March 16, 2006

Tomorrow is St. Patrick’s Day, the Wearin’ O’ the Green. In addition to wearing green, why not eat green? Green vegetables, that is. Helen Nearing, author of several books about back to the earth, claimed that greens, not grains, are the staff of life. So for today’s blog entry, I invite you to prepare some of these green foods. Please note that my recipes are generally simple and provide a wide range of choices and amounts, depending or your needs and taste buds. There is no wrong amount!


One ripe avocado
Garlic & Lemon juice
Salt & Pepper
1/2-1 c. organic* salsa

1. Peel, scoop and mash avocado with a fork
2. Add (crushed) garlic and lemon juice to taste
3. Optional to taste
4. Add to avocado and mix well.

Chill & serve with natural tortilla chips, blue corn chips, or baked corn chips and with raw veggies, such as peppers, celery and raw okra (an unusually good taste when raw—no slime!!!)

*Tomatoes are heavily sprayed, so I recommend organic salsa

Pasta Verde

Cook one package of your favorite pasta according to directions.

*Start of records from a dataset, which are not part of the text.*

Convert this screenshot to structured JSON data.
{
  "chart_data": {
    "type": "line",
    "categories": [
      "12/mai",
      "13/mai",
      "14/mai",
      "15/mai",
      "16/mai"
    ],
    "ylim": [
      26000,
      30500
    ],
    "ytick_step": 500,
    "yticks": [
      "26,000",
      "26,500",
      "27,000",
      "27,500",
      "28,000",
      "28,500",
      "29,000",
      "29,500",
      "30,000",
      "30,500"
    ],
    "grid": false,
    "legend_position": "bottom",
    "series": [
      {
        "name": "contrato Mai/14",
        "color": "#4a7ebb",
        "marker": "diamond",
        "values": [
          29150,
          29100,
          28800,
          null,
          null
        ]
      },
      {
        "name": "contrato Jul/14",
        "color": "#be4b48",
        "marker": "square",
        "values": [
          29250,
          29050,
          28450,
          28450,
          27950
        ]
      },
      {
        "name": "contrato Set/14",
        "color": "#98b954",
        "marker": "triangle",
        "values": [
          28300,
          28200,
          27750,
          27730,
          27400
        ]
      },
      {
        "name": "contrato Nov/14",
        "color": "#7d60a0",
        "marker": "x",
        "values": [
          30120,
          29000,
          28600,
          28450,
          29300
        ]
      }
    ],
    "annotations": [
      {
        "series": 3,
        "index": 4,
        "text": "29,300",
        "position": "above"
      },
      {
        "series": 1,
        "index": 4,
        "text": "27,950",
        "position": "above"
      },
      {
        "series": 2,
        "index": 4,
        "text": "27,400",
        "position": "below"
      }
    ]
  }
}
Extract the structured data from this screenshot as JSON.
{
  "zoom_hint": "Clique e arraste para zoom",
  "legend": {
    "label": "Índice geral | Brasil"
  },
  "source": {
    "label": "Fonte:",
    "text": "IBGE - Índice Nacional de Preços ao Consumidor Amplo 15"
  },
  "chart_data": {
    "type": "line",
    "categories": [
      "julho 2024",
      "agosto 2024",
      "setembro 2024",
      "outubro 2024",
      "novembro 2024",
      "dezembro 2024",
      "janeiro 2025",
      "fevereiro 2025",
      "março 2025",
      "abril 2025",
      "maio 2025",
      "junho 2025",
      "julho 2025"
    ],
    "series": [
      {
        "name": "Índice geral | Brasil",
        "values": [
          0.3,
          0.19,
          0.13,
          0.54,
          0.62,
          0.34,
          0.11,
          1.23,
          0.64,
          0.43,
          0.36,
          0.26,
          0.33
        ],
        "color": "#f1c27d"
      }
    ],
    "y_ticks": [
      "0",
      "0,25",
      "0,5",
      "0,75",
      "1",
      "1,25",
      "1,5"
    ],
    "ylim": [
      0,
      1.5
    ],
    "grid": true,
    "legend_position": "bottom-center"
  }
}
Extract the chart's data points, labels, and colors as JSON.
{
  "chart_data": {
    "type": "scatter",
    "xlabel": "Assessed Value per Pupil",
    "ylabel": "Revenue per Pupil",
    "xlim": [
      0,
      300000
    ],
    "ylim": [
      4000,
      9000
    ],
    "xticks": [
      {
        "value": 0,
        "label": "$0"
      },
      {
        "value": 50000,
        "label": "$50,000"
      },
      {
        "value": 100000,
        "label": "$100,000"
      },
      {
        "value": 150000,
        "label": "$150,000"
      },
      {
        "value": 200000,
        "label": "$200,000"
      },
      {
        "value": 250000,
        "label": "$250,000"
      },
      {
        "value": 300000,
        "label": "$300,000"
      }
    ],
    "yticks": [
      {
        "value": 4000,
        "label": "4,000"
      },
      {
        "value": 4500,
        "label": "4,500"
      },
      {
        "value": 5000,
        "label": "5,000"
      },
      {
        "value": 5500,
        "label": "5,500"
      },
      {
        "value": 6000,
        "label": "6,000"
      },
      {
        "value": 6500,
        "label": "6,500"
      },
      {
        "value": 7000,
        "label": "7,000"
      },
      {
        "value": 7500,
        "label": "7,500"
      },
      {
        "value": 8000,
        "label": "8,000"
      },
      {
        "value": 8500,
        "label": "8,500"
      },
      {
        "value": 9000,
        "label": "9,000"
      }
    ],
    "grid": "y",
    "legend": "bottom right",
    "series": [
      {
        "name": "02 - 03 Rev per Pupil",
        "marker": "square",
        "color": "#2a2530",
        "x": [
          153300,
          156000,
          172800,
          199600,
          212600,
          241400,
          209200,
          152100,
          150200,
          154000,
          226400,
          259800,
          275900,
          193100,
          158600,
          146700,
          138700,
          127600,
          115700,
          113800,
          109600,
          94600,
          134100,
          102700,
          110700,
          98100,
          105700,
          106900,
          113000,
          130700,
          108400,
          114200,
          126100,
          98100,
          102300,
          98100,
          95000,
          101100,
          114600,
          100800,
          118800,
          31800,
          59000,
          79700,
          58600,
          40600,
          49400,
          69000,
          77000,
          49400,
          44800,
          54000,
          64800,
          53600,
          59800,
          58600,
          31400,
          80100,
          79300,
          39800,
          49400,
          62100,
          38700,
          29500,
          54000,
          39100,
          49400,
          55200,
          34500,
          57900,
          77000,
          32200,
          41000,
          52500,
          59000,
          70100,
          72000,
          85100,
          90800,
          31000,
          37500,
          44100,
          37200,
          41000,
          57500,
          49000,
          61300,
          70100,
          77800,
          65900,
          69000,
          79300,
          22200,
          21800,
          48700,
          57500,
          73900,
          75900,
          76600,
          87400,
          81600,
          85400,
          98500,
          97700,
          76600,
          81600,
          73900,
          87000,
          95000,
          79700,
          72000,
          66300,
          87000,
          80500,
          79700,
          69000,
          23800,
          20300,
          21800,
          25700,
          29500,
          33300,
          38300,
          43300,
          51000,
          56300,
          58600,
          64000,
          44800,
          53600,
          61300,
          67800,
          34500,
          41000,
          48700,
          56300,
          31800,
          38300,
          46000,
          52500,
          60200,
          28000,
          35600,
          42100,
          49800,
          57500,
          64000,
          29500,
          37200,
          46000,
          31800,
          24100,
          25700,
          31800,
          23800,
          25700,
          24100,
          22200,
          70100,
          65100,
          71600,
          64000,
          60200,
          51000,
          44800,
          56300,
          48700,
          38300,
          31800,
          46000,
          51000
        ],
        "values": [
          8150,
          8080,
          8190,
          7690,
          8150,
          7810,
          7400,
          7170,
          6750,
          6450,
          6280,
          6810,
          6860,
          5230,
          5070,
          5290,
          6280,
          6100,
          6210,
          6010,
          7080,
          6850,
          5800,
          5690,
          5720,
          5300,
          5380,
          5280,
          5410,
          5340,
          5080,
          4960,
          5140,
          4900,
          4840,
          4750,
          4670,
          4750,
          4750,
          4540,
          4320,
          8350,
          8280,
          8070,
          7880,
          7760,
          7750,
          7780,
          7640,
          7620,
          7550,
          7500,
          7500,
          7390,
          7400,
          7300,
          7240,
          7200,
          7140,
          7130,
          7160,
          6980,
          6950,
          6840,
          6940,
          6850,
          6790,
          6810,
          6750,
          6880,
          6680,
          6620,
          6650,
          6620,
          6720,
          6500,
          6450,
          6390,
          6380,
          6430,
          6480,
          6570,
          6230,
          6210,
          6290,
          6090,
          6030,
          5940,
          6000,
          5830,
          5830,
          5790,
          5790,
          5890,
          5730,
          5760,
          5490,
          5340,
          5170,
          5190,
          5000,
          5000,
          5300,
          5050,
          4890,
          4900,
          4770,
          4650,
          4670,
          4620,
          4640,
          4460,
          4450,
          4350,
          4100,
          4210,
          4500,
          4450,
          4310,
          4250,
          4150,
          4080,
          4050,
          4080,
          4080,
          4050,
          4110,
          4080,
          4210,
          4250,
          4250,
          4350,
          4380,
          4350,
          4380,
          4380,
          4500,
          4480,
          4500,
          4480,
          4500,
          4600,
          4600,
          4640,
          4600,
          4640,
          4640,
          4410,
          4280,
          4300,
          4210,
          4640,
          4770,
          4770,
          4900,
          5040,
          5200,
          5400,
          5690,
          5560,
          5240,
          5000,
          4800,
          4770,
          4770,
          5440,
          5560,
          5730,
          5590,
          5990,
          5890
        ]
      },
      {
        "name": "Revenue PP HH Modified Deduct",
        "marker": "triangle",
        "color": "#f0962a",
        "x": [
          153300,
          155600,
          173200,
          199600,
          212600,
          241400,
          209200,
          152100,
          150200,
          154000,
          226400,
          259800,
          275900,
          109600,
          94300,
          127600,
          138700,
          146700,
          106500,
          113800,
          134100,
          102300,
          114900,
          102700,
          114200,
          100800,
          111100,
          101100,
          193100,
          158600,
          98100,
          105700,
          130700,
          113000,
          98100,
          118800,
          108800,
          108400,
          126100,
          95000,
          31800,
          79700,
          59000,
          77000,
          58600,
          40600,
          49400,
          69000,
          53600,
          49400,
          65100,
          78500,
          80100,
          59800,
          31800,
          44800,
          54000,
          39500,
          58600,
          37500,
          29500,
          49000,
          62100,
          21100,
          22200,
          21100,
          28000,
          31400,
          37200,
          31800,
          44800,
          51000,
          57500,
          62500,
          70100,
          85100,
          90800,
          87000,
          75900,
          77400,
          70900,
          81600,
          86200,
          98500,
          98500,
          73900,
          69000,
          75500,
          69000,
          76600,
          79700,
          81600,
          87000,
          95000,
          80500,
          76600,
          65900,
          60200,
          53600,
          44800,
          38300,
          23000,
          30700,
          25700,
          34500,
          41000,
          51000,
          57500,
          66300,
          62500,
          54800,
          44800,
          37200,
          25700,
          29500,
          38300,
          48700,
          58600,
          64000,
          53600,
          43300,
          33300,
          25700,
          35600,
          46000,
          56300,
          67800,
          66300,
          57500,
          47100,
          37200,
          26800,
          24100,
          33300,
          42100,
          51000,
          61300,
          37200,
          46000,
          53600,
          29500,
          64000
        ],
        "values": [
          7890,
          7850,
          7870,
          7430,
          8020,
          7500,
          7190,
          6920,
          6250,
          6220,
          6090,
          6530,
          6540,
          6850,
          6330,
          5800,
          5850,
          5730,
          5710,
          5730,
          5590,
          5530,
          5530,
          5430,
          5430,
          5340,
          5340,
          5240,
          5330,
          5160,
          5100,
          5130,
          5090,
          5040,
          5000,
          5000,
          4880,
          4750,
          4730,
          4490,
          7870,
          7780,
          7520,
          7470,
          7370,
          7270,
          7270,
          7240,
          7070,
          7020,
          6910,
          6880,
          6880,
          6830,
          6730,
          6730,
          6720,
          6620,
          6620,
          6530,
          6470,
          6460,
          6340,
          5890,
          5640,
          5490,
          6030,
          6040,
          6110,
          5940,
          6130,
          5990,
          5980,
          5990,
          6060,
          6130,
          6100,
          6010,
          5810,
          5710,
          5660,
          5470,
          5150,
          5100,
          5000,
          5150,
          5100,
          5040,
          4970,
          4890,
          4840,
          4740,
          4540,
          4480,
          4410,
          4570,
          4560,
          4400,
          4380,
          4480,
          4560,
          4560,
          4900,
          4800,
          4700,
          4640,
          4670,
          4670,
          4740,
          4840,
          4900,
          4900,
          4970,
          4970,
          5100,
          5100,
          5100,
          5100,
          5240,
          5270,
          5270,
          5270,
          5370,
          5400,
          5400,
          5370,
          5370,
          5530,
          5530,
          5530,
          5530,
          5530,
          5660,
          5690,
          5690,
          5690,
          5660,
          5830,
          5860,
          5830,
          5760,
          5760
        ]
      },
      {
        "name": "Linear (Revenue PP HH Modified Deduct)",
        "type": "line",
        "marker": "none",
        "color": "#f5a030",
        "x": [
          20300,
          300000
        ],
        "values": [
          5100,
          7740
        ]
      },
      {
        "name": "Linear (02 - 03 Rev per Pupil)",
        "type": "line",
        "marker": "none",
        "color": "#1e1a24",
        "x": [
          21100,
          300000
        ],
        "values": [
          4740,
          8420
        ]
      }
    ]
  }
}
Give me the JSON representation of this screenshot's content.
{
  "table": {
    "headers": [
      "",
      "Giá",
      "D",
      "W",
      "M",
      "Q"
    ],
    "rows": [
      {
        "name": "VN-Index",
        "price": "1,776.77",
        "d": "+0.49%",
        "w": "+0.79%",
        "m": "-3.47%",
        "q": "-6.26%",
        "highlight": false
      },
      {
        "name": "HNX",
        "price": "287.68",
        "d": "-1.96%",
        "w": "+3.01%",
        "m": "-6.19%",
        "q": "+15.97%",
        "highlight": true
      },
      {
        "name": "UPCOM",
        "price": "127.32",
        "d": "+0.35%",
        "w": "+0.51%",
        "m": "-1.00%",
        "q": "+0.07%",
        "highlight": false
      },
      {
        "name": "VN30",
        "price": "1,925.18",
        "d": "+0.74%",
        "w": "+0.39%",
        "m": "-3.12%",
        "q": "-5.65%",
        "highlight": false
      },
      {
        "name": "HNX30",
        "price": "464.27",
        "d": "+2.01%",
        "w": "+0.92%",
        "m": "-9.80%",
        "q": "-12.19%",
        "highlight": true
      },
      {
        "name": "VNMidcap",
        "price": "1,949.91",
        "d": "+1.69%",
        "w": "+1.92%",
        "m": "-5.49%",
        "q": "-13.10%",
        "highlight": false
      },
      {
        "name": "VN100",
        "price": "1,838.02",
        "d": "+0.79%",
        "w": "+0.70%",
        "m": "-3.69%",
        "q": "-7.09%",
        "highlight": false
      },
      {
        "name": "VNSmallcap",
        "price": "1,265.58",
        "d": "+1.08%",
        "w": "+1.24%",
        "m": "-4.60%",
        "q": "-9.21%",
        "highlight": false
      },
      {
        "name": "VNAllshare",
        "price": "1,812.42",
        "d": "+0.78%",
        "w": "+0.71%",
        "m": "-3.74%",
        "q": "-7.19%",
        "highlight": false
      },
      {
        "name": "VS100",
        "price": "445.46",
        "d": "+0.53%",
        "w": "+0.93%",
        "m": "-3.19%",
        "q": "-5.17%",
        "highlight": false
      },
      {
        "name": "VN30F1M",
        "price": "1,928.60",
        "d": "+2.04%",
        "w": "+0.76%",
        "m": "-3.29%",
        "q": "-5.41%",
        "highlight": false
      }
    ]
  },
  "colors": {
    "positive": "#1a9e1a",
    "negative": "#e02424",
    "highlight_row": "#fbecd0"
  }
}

Drain and toss with parsley pesto.

Parsley Pesto

Two cups fresh parsley
1/2 cup virgin olive oil
Salt, pepper, & whole garlic to taste

1. Wash parsley, trim stems and place in blender.
2. Add trimmed parsley to blender.
3. Pour in olive oil and add spices.

Puree all ingredients to a smooth paste, adding extra oil if too thick to pour.Feel free to add walnuts, pine nuts, or pistachios and to use the traditional basil along with, or in place of, the parsley. Parsley is high in chlorophyll, which not only freshens the breath but acts as a healing agent, since chlorophyll is to plants what hemoglobin is to our blood.

Sesame Green Beans

12 oz. Green beans
2-3 Tbl. Sesame dressing
1- 2 Tbl. Sesame seeds

1. Wash, drain, and trim stems. Place in steamer and steam 5-7 minutes, until tender-crispy.
2. Toss steamed beans in a bowl with 2-3 Tbl. of your favorite dressing or the one below
3. Sprinkle on sesame seeds right before serving.

Sesame Dressing
1/2 cup sesame oil (regular or toasted)
2-3 Tbl. Plum vinegar or vinegar of your choice
Dash of tamari soy sauce or Bragg’s Aminos (Unfermented soy condiment)
Dash of ginger sauce, if available

Whisk all ingredients in a small bowl and when green beans are cooked, toss beans with 2-3 tablespoons of the dressing, sprinkle on sesame seeds, and serve. Makes about one cup. Refrigerate remaining dressing for tossed green salad.